Bergson now has us assume the reciprocal relativity position. We used certain terms previously, but now they must be redefined. First recall how the x, y, and z axes described three dimensional space.

Bergson defines the term "system of reference" as being a trièdre trirectangle "with respect to which we shall agree to situate, by indicating their respective distances from its three faces all points in the universe" (26).

A scientist resides at the vertex of the trihedral trirectangle, which serves as his observatory of the whole cosmos. This system of reference remains motionless, all while its reference points are being used. But recall that we have done away with the ether. That means his system of reference is the standard one only because we have arbitrarily decided that it is motionless in relation to the others. We just as easily could have selected some other system and called it motionless, which would make the scientist's one the system that is in motion. Now, we are saying that the second system is not in motion, but the first one is in motion. We could then if we wished selected a third system, and called it motionless. That would make both the first and the second one now have motion, in relation to the motionless third one. However, Bergson says that we can conceive of the second one as being in motion even without positing a third motionless system. [Perhaps this requires that for one instant we see the first system as immobile and thus the second as mobile. Then in the next instant we see the second system as immobile and thus the first as mobile. Through these tiny but rapid steps, both systems can be conceived as having motion. Bergson writes, ] "It is true that this second system can in turn be mentally set in motion without thought necessarily electing to settle in a third system. But in that case it oscillates between the two, immobilizing them by turns through goings and comings so rapid that it entertains the illusion of leaving them both in motion.

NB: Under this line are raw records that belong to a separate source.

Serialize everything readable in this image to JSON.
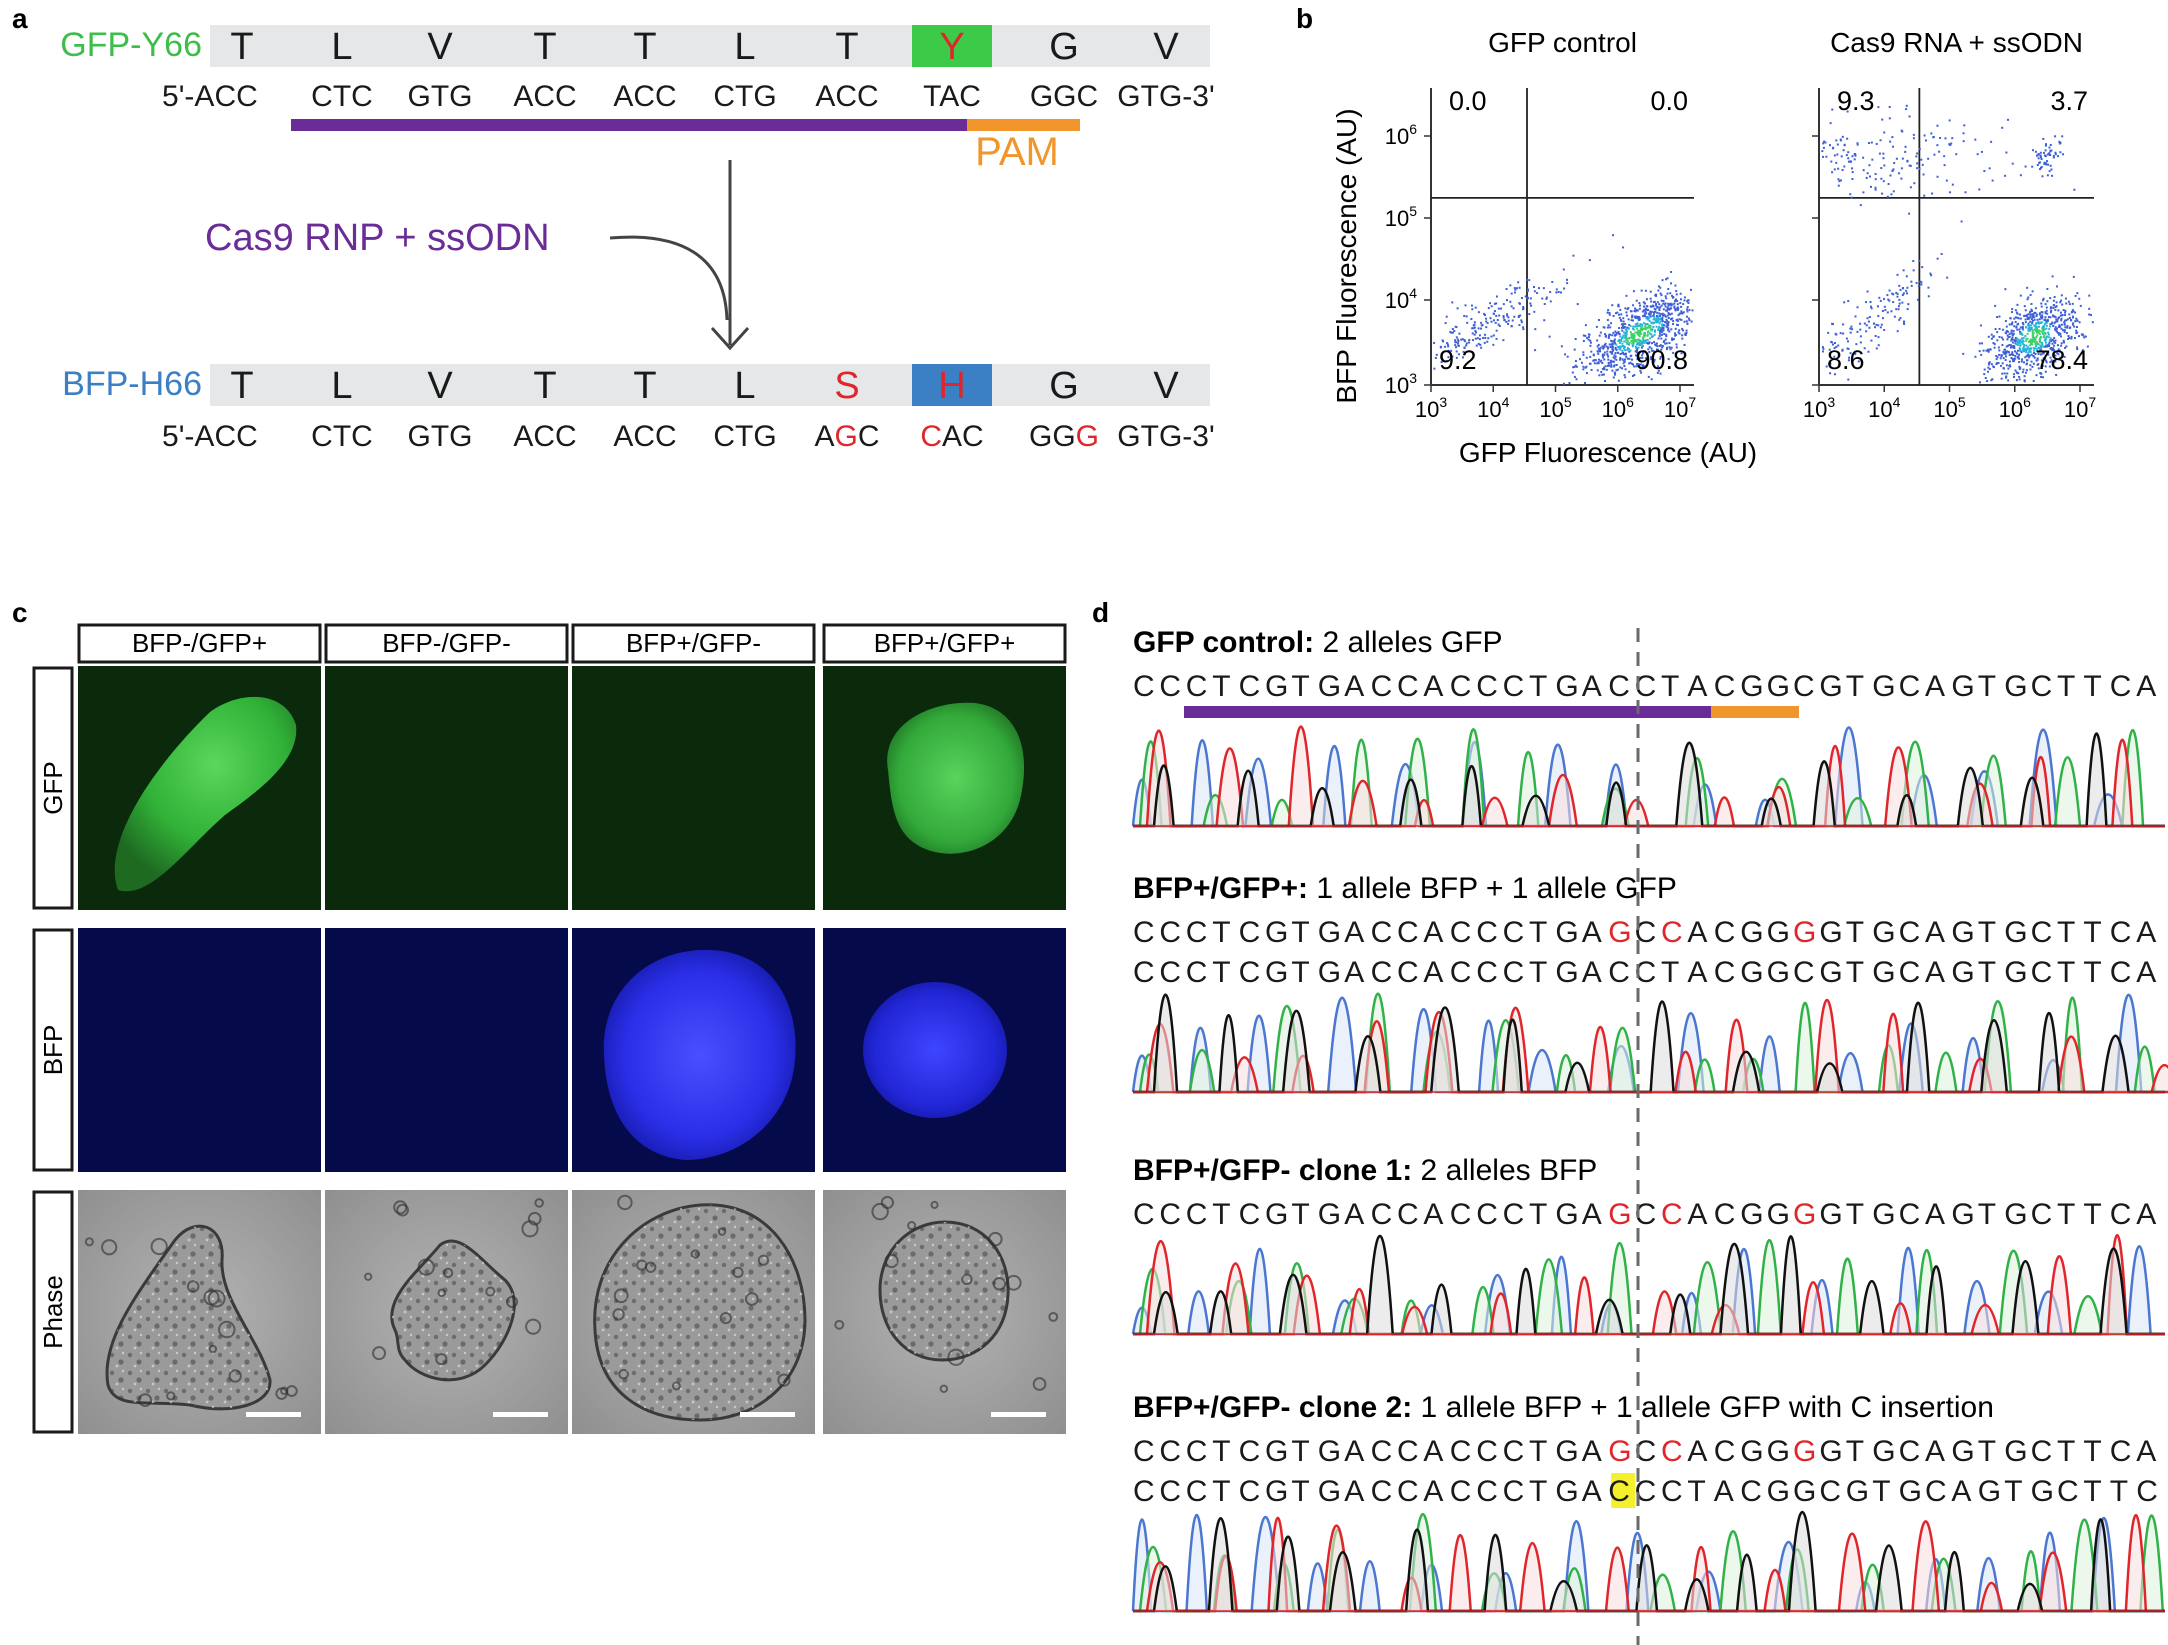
{
  "panel_labels": {
    "a": "a",
    "b": "b",
    "c": "c",
    "d": "d"
  },
  "colors": {
    "gfp_green": "#3dbd4a",
    "bfp_blue": "#3b7fc4",
    "mutation_red": "#e0262b",
    "guide_purple": "#6a2c96",
    "pam_orange": "#f0962d",
    "highlight_yellow": "#f4f02c",
    "seq_box_grey": "#e6e7e8"
  },
  "panel_a": {
    "gfp_label": "GFP-Y66",
    "bfp_label": "BFP-H66",
    "gfp_aa": [
      "T",
      "L",
      "V",
      "T",
      "T",
      "L",
      "T",
      "Y",
      "G",
      "V"
    ],
    "gfp_codons": [
      "5'-ACC",
      "CTC",
      "GTG",
      "ACC",
      "ACC",
      "CTG",
      "ACC",
      "TAC",
      "GGC",
      "GTG-3'"
    ],
    "bfp_aa": [
      "T",
      "L",
      "V",
      "T",
      "T",
      "L",
      "S",
      "H",
      "G",
      "V"
    ],
    "bfp_codons": [
      "5'-ACC",
      "CTC",
      "GTG",
      "ACC",
      "ACC",
      "CTG",
      "AGC",
      "CAC",
      "GGG",
      "GTG-3'"
    ],
    "pam_label": "PAM",
    "treatment_label": "Cas9 RNP + ssODN"
  },
  "panel_b": {
    "xlabel": "GFP Fluorescence (AU)",
    "ylabel": "BFP Fluorescence (AU)",
    "tick_base": "10",
    "x_tick_exponents": [
      "3",
      "4",
      "5",
      "6",
      "7"
    ],
    "y_tick_exponents": [
      "3",
      "4",
      "5",
      "6"
    ],
    "plots": [
      {
        "title": "GFP control",
        "quadrants": {
          "upper_left": "0.0",
          "upper_right": "0.0",
          "lower_left": "9.2",
          "lower_right": "90.8"
        }
      },
      {
        "title": "Cas9 RNA + ssODN",
        "quadrants": {
          "upper_left": "9.3",
          "upper_right": "3.7",
          "lower_left": "8.6",
          "lower_right": "78.4"
        }
      }
    ]
  },
  "panel_c": {
    "columns": [
      "BFP-/GFP+",
      "BFP-/GFP-",
      "BFP+/GFP-",
      "BFP+/GFP+"
    ],
    "rows": [
      "GFP",
      "BFP",
      "Phase"
    ]
  },
  "panel_d": {
    "sections": [
      {
        "title": "GFP control:",
        "desc": " 2 alleles GFP",
        "sequences": [
          "CCCTCGTGACCACCCTGACCTACGGCGTGCAGTGCTTCA"
        ]
      },
      {
        "title": "BFP+/GFP+:",
        "desc": " 1 allele BFP + 1 allele GFP",
        "sequences": [
          "CCCTCGTGACCACCCTGAGCCACGGGGTGCAGTGCTTCA",
          "CCCTCGTGACCACCCTGACCTACGGCGTGCAGTGCTTCA"
        ]
      },
      {
        "title": "BFP+/GFP- clone 1:",
        "desc": " 2 alleles BFP",
        "sequences": [
          "CCCTCGTGACCACCCTGAGCCACGGGGTGCAGTGCTTCA"
        ]
      },
      {
        "title": "BFP+/GFP- clone 2:",
        "desc": " 1 allele BFP + 1 allele GFP with C insertion",
        "sequences": [
          "CCCTCGTGACCACCCTGAGCCACGGGGTGCAGTGCTTCA",
          "CCCTCGTGACCACCCTGACCCTACGGCGTGCAGTGCTTC"
        ]
      }
    ]
  }
}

It is in this precise sense that we shall speak of a 'system of reference' " (27b). "Mais alors elle oscille entre les deux, les immobilisant tour à tour par des allées et venues si rapides qu'elle peut se donner l'illusion de les laisser en mouvement l'un et l'autre. C'est dans ce sens précis que nous parlerons d'un « système de référence »." (50).

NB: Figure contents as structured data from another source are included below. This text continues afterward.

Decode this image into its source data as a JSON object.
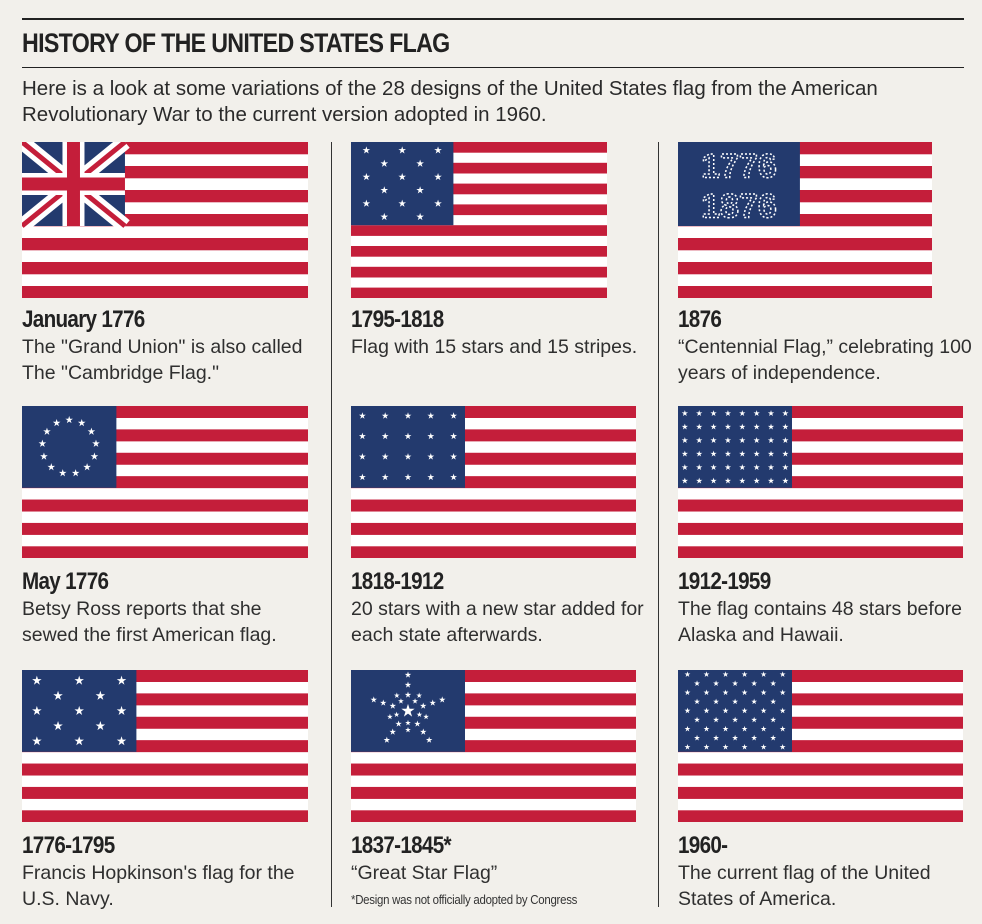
{
  "header": {
    "title": "HISTORY OF THE UNITED STATES FLAG",
    "intro": "Here is a look at some variations of the 28 designs of the United States flag from the American Revolutionary War to the current version adopted in 1960."
  },
  "colors": {
    "red": "#c41e3a",
    "white": "#ffffff",
    "blue": "#233a6e",
    "background": "#f2f0eb"
  },
  "flags": [
    {
      "title": "January 1776",
      "description": "The \"Grand Union\" is also called The \"Cambridge Flag.\"",
      "canton": "union-jack"
    },
    {
      "title": "1795-1818",
      "description": "Flag with 15 stars and 15 stripes.",
      "canton": "15-stars"
    },
    {
      "title": "1876",
      "description": "“Centennial Flag,” celebrating 100 years of independence.",
      "canton": "centennial-1776-1876"
    },
    {
      "title": "May 1776",
      "description": "Betsy Ross reports that she sewed the first American flag.",
      "canton": "13-stars-circle"
    },
    {
      "title": "1818-1912",
      "description": "20 stars with a new star added for each state afterwards.",
      "canton": "20-stars"
    },
    {
      "title": "1912-1959",
      "description": "The flag contains 48 stars before Alaska and Hawaii.",
      "canton": "48-stars"
    },
    {
      "title": "1776-1795",
      "description": "Francis Hopkinson's flag for the U.S. Navy.",
      "canton": "13-stars-rows"
    },
    {
      "title": "1837-1845*",
      "description": "“Great Star Flag”",
      "footnote": "*Design was not officially adopted by Congress",
      "canton": "great-star"
    },
    {
      "title": "1960-",
      "description": "The current flag of the United States of America.",
      "canton": "50-stars"
    }
  ]
}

§31 The Ground is Constant

Now consider the events on earth for example. Many events transpire on and below its surface. But we consider all together as though they were part of a stable system of reference, the earth. Bergson calls such a system a "constant system" or just simply "system." This term applies to "every group of points which retain the same relative positions and which are therefore motionless with respect to one another" (27).

§32 Our Freedom to Be Fixed in One Place

It is possible that a constant system can serve as a system of reference. This happens when we arbitrarily designate one as such. The reference system will have its trihedral vertex.

§32 If Everything is in Relative Motion, then Everything is Motionless

[Now, let's imagine that we have many moving systems, with one system of reference. If we extend that one system out indefinitely, it will engulf all the rest, hence placing everything in the same motionless system of reference.] Consider if we could have a clock at every point in space. Each one would be its own vertex of the trihedral. Hence, writes Bergson, "the transition from 'system' to 'system of reference' will be continuous if we take the position of the theory of relativity" (27).

§33 Let's Move On Now

Our previous efforts to define our terms will allow us to further evaluate Einstein's theory.

Bergson, Henri. Duration and Simultaneity. Ed. Robin Durie. Transl. Mark Lewis and Robin Durie. Manchester: Clinamen Press, 1999.